The firm’s Spring 2017 Dubai Office Market Bulletin reported declines in top-band rents in 15 out of 23 submarkets monitored, and increases in only two – DIFC, where top rents increased by 5.7 per cent year-on-year to Dh370 per square foot, and non-free zone space in Dubai Design District.
The submarkets which experienced the greatest declines were JLT (with a 22.2 per cent decline in top-band rents to Dh140 per sq ft), Garhoud (18.2 per cent, Dh90 per sq ft) and Al Barsha (18.2 per cent, Dh 90 per sq ft).
Lower-band rents dropped by 14.3 per cent both in JLT and Business Bay to Dh60 per sq ft, and were largely flat, declining in nine submarkets but increasing in four.
Faisal Durrani, the head of research at Cluttons, said that 2016 “was broadly punctuated by high levels of consolidation activity, notably from the oil and gas sector, but also existing occupiers looking at efficiencies through single-hub operations”.
However, he added that “a lot of that activity has all but subsided” and that government efforts to boost the technology, media and telecoms (TMT) sector were having an effect, with Internet City and Media City at the helm of a “rapidly expanding and ever-important” sector for Dubai’s economy.
“However, with limited amount of space available in high demand locations, interest is likely to rise in complementary free-zones such as Dubai Science Park.
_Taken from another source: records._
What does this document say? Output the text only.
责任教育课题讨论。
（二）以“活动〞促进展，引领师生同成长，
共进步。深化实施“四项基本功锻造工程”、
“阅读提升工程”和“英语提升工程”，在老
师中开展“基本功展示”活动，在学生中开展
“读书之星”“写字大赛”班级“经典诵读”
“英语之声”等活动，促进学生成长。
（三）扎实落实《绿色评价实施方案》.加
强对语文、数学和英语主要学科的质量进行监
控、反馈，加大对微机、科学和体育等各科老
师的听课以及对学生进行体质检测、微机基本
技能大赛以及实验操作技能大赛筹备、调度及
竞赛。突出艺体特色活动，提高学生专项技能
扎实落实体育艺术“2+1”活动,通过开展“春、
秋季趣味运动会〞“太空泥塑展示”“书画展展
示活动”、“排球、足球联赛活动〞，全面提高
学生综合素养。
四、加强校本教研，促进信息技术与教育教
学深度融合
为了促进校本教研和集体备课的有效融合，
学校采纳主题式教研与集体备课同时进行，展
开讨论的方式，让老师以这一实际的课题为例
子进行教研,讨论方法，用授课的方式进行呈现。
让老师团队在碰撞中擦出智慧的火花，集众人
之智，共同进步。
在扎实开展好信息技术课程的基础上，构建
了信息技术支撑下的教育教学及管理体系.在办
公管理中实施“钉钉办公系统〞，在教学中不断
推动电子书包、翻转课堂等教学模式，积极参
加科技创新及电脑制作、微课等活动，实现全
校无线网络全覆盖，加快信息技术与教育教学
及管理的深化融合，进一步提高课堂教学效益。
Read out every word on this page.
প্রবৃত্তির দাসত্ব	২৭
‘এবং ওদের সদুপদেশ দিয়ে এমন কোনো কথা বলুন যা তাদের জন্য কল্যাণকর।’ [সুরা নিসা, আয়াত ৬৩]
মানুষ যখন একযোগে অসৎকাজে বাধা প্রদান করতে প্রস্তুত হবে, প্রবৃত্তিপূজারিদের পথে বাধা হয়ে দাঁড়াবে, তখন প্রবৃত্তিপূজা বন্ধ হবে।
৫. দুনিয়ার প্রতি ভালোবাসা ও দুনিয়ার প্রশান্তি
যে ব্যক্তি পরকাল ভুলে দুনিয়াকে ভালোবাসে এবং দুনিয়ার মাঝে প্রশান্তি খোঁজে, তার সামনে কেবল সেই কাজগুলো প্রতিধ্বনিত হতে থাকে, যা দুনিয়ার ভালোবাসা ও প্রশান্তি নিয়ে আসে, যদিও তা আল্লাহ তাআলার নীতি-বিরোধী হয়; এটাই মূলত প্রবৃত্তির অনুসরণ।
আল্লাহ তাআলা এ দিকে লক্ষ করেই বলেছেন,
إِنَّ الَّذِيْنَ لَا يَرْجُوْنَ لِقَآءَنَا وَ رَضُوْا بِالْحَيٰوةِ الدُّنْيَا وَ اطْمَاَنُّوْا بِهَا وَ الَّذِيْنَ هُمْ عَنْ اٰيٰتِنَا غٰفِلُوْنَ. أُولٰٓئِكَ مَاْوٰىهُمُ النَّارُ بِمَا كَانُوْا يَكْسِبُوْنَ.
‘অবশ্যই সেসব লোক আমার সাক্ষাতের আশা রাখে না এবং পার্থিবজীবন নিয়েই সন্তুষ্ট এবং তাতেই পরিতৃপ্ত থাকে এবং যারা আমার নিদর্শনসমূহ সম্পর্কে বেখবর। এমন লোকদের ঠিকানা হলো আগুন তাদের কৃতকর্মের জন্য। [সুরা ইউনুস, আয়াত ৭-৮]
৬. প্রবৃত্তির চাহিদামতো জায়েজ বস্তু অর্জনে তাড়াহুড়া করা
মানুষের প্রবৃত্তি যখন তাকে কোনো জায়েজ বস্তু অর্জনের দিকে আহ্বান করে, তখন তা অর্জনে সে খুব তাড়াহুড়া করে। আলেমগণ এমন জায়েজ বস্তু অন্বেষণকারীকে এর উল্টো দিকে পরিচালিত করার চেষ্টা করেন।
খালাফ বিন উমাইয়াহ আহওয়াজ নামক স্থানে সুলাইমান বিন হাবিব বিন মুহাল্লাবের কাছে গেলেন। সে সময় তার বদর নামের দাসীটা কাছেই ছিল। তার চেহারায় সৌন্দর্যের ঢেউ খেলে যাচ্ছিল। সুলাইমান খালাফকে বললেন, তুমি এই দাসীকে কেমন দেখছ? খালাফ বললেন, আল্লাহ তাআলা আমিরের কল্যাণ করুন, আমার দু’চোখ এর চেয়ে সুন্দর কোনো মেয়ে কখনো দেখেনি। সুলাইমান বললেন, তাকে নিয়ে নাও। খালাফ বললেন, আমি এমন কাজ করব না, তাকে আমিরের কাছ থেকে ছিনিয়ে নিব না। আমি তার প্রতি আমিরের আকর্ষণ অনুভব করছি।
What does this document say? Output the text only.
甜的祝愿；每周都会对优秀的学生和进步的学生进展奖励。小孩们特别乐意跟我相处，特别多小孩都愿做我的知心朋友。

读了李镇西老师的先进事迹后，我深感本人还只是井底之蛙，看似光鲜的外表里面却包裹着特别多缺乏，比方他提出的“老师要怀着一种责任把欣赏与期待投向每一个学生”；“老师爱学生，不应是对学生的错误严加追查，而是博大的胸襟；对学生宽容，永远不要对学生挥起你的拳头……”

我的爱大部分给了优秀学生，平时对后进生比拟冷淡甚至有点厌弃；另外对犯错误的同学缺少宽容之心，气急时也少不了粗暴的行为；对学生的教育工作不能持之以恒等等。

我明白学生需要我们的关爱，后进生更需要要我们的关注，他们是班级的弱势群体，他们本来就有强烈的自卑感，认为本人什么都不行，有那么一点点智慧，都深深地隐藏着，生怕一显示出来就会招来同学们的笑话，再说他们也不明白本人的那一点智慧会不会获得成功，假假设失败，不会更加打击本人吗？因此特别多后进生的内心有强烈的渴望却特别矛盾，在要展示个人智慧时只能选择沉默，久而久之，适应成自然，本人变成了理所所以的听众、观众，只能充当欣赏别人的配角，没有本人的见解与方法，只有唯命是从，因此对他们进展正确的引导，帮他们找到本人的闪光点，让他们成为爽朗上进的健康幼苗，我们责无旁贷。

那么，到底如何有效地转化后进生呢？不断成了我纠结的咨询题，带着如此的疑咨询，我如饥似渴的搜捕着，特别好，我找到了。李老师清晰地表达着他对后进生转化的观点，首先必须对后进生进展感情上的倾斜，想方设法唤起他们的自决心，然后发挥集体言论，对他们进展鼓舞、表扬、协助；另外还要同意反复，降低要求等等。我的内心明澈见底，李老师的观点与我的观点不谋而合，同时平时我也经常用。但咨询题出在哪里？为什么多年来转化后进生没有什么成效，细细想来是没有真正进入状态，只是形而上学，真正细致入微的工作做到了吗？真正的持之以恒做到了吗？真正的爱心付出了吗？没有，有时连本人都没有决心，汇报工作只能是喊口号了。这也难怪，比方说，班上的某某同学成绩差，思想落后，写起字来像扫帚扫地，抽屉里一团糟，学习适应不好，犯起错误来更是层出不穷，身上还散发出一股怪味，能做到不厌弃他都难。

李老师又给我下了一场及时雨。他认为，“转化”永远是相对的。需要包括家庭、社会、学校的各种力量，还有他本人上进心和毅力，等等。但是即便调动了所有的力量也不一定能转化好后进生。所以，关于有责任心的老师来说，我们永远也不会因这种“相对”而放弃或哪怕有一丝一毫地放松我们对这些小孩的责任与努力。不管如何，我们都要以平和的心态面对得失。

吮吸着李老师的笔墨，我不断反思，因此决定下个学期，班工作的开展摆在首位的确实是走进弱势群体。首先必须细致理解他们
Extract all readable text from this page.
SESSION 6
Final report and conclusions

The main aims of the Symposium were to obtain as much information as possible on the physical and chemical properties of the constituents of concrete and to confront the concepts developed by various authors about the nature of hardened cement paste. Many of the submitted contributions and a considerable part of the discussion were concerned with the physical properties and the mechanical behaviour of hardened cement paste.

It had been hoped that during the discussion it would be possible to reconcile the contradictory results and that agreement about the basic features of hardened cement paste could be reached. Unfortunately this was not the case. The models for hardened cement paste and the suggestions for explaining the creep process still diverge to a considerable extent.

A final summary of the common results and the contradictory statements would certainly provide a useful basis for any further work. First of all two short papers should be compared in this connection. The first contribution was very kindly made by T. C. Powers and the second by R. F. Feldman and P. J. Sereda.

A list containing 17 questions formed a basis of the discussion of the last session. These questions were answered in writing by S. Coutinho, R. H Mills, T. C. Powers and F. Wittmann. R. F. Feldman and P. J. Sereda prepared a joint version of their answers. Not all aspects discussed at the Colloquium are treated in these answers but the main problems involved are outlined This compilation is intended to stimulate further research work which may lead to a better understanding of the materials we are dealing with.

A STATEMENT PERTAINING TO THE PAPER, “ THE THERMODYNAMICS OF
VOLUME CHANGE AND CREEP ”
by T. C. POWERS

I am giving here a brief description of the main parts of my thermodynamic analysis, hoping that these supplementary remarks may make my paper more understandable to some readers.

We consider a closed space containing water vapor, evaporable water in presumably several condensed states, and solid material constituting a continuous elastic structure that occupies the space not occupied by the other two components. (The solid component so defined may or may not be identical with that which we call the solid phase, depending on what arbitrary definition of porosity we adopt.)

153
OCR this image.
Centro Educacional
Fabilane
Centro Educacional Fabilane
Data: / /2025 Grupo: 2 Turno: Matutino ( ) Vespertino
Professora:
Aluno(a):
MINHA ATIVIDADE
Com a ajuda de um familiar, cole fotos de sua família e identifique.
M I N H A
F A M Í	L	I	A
Samsung, for example, has recently trebled its floor space, while Amazon Web Services announced plans to establish a new Middle East office in the emirate as it works to grow its presence in the region.”
Space in Dubai International Financial Centre also remains at a premium, and with no substantial new stock due until ICD Brookfield Place completes in 2019, the shortage of available offices is “hampering activity”, according to the head of Cluttons’ Dubai office, Murray Strang.
“For now, core buildings command very low vacancy rates of sub 5 per cent and we expect this to persist,” he said.